Puntuale come un’orologio svizzero, anzi belga, è arrivata la pagella della Commissione europea al documento di bilancio predisposto dal Governo Draghi per il 2022. Il risultato è stato piuttosto scontato: una promozione della manovra, che risulta soddisfare le richieste elaborate nel corso del semestre europeo, accompagnata dal canonico richiamo alla prudenza nella spesa corrente in virtù dell’alto debito pubblico del nostro Paese.
In particolare, il vice-presidente Dombrovskis ha spiegato chiaro e tondo che la Commissione effettuerà delle “profonde revisioni” ai bilanci degli Stati marchiati da importanti “squilibri macroeconomici” in vista del rispristino del Patto di Stabilità. E di conseguenza – non c’è neanche bisogno di dirlo – lo sguardo severo, anzi austero, di Bruxelles sarà puntato sulla nostra spesa pensionistica e sulla riforma fiscale.
Nulla di nuovo, dunque? Quasi. L’unica notizia degna di nota, infatti, consiste nel fatto che sia stata la viva voce di un eurocrate di primissimo piano a confermare tutte quelle analisi (e tutti quei moniti) che andiamo ripetendo da mesi.
Dombrovskis infatti ha premurosamente ricordato che i prestiti della Recovery and Resilience Facility vengono contabilizzati come deficit strutturale (tanto per capirsi, quello soggetto alla regola del 3%) e che, come suggerisce la parola “prestiti”, vanno restituiti. I grants, i cosiddetti “contributi a fondo perduto”, invece provengono dal bilancio dell’Unione. Che – questo ve lo ricordo io semmai servisse – è un bilancio a saldo zero. Quindi la quasi totalità dei grants altro non sono che soldi nostri che tornano indietro, sotto condizione, dopo esser stati tributati a Bruxelles.
Eppure il significato delle parole del falco lettone non era certo volto a sottolineare la portata macroeconomicamente insignificante del principale strumento del Next Generation EU. Quello lo hanno ribadito fin troppi autorevolissimi analisti e solo coloro che non hanno le orecchie (o quel che ci sta in mezzo) non l’hanno ancora capito. L’obiettivo del discorso di Dombrovskis è stato chiarire una volta per tutte che il Patto di Stabilità tornerà nel 2023, e che quindi è opportuno che tutti i Paesi si preparino ad allacciare la cintura. O, meglio, a stringerla in vista del ritorno dell’austerity.
Ricordate tutti i “conlapandemialeuropaèdavverocambiata” e i “questavoltahacapitolalezione” che sono stati profusi nei mesi scorsi? Beh, eccovi la risposta.
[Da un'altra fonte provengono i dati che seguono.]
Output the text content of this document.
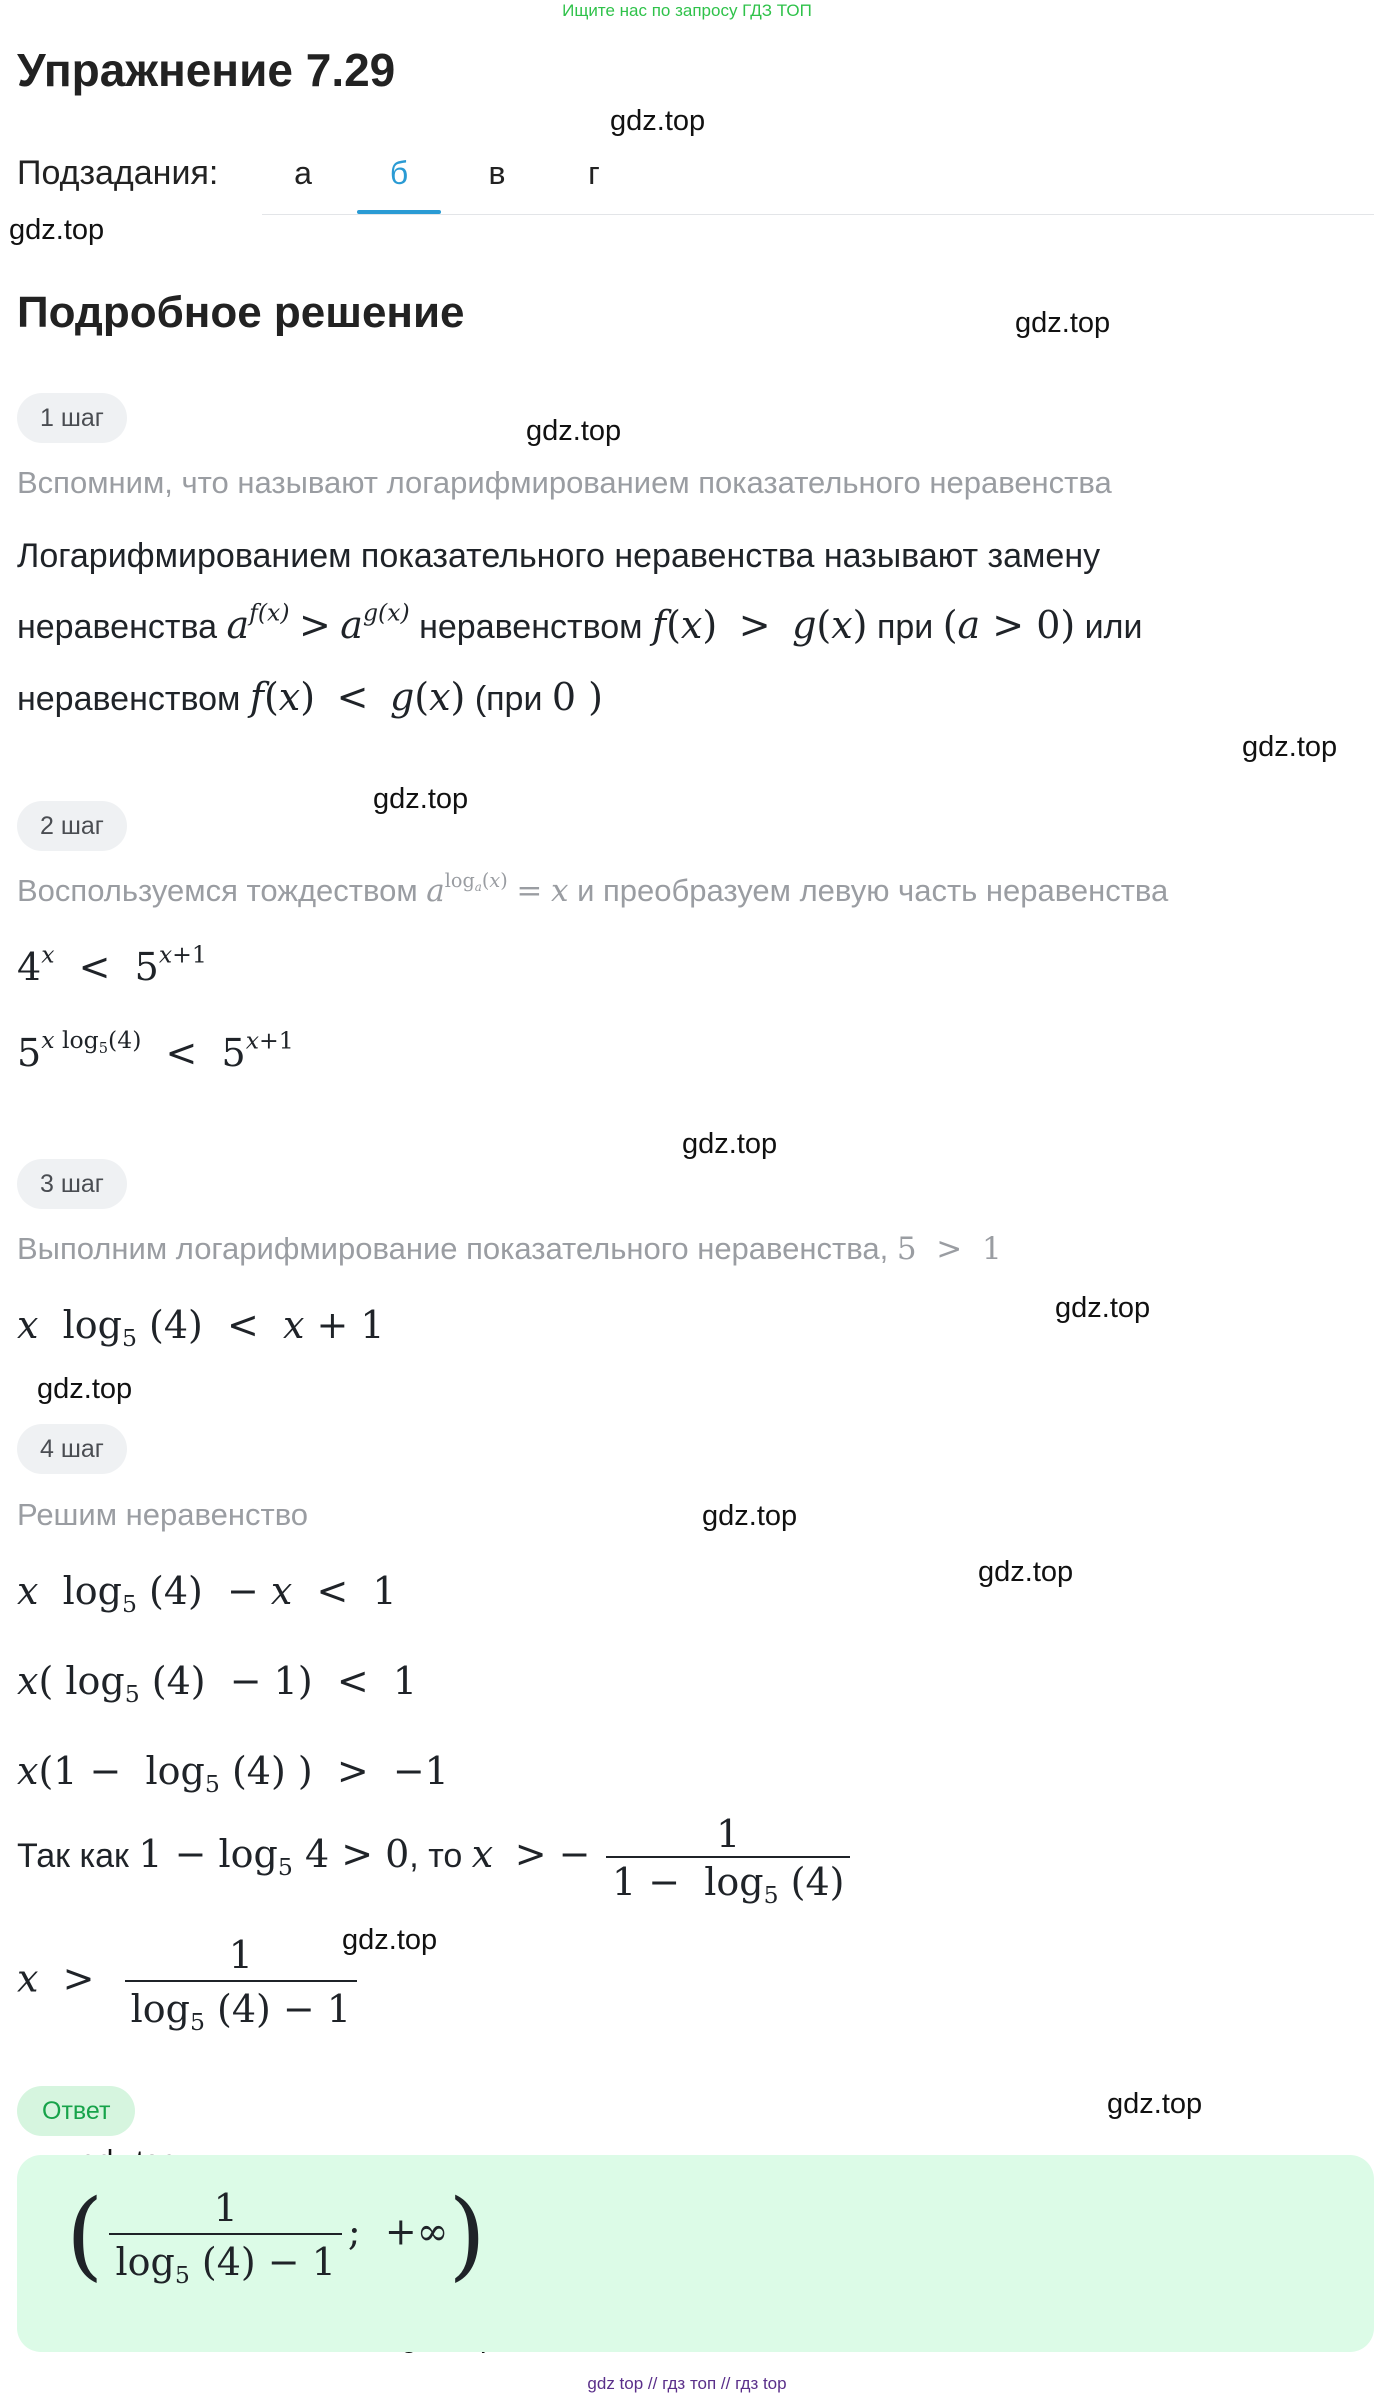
Ищите нас по запросу ГДЗ ТОП
Упражнение 7.29
gdz.top
gdz.top
gdz.top
gdz.top
gdz.top
gdz.top
gdz.top
gdz.top
gdz.top
gdz.top
gdz.top
gdz.top
gdz.top
Подзадания:	а	б	в	г
Подробное решение
1 шаг
Вспомним, что называют логарифмированием показательного неравенства
Логарифмированием показательного неравенства называют замену
неравенства $a^{f(x)} > a^{g(x)}$ неравенством f(x)  >  g(x) при (a > 0) или
неравенством f(x)  <  g(x) (при 0 )
2 шаг
Воспользуемся тождеством $a^{log_a(x)} = x$ и преобразуем левую часть неравенства
$4^x < 5^{x+1}$
$5^{x log_5(4)} < 5^{x+1}$
3 шаг
Выполним логарифмирование показательного неравенства, 5  >  1
x  $\log_5 (4) < x + 1$
4 шаг
Решим неравенство
x  $\log_5 (4) - x < 1$
x( $\log_5 (4) - 1) < 1$
$x(1 - \log_5 (4)$ )  >  −1
Так как $1 - \log_5 4 > 0$, то x  > − $\frac{1}{1 - \log_5 (4)}$
$x > \frac{1}{\log_5 (4) - 1}$
Ответ
( $\frac{1}{\log_5 (4) - 1}$ ;  +∞)
gdz top // гдз топ // гдз top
Direttamente dalle labbra del nostro eurocrate preferito. Preferito, beninteso, perché se non altro non si fa troppi scrupoli a dir le cose come stanno. Il Next Generation EU non serve a sostenere chissà quali politiche espansive, ma semplicemente a sfilare al nostro Paese quel poco di autonomia fiscale che gli era rimasta.
Ci accingiamo insomma ad affrontare il più significativo crollo del PIL della nostra storia repubblicana senza poter sfruttare davvero la leva del deficit pubblico. Cosa che, per fare uno di quei paragoni bellici che vanno di moda oggi nei telegiornali, è un po’ come andare in guerra armati con una pistola ad acqua. Per di più grazie alle “condizionalità” del Next Generation EU siamo obbligati a destinare una fetta massiccia delle risorse a disposizione alla “digitalizzazione” e alla “transizione ecologica”. Quando, tanto per dirne una, abbiamo i ponti che letteralmente cadono a pezzi.
E mentre noi ci arrabattiamo in queste miserie, dal Giappone arriva la notizia di un nuovo stimolo fiscale, il terzo degli ultimi due anni. 56mila miliardi di yen che, a occhio e croce, sono 430 miliardi di euro garantiti dalla Bank of Japan. Circa due terzi di tutto il cucuzzaro della Recovery and Resilience Facility, che si suddivide però fra 26 Stati e viene spalmato su sei anni.
Poveri giapponesi, loro non sanno che un domani dovranno espiare la gravissima colpa morale di avere una propria banca centrale. Meno male che invece noi italiani abbiamo qualcuno che ci tiene lontani dal peccato e pensa sempre al nostro bene, da lassù. A Francoforte.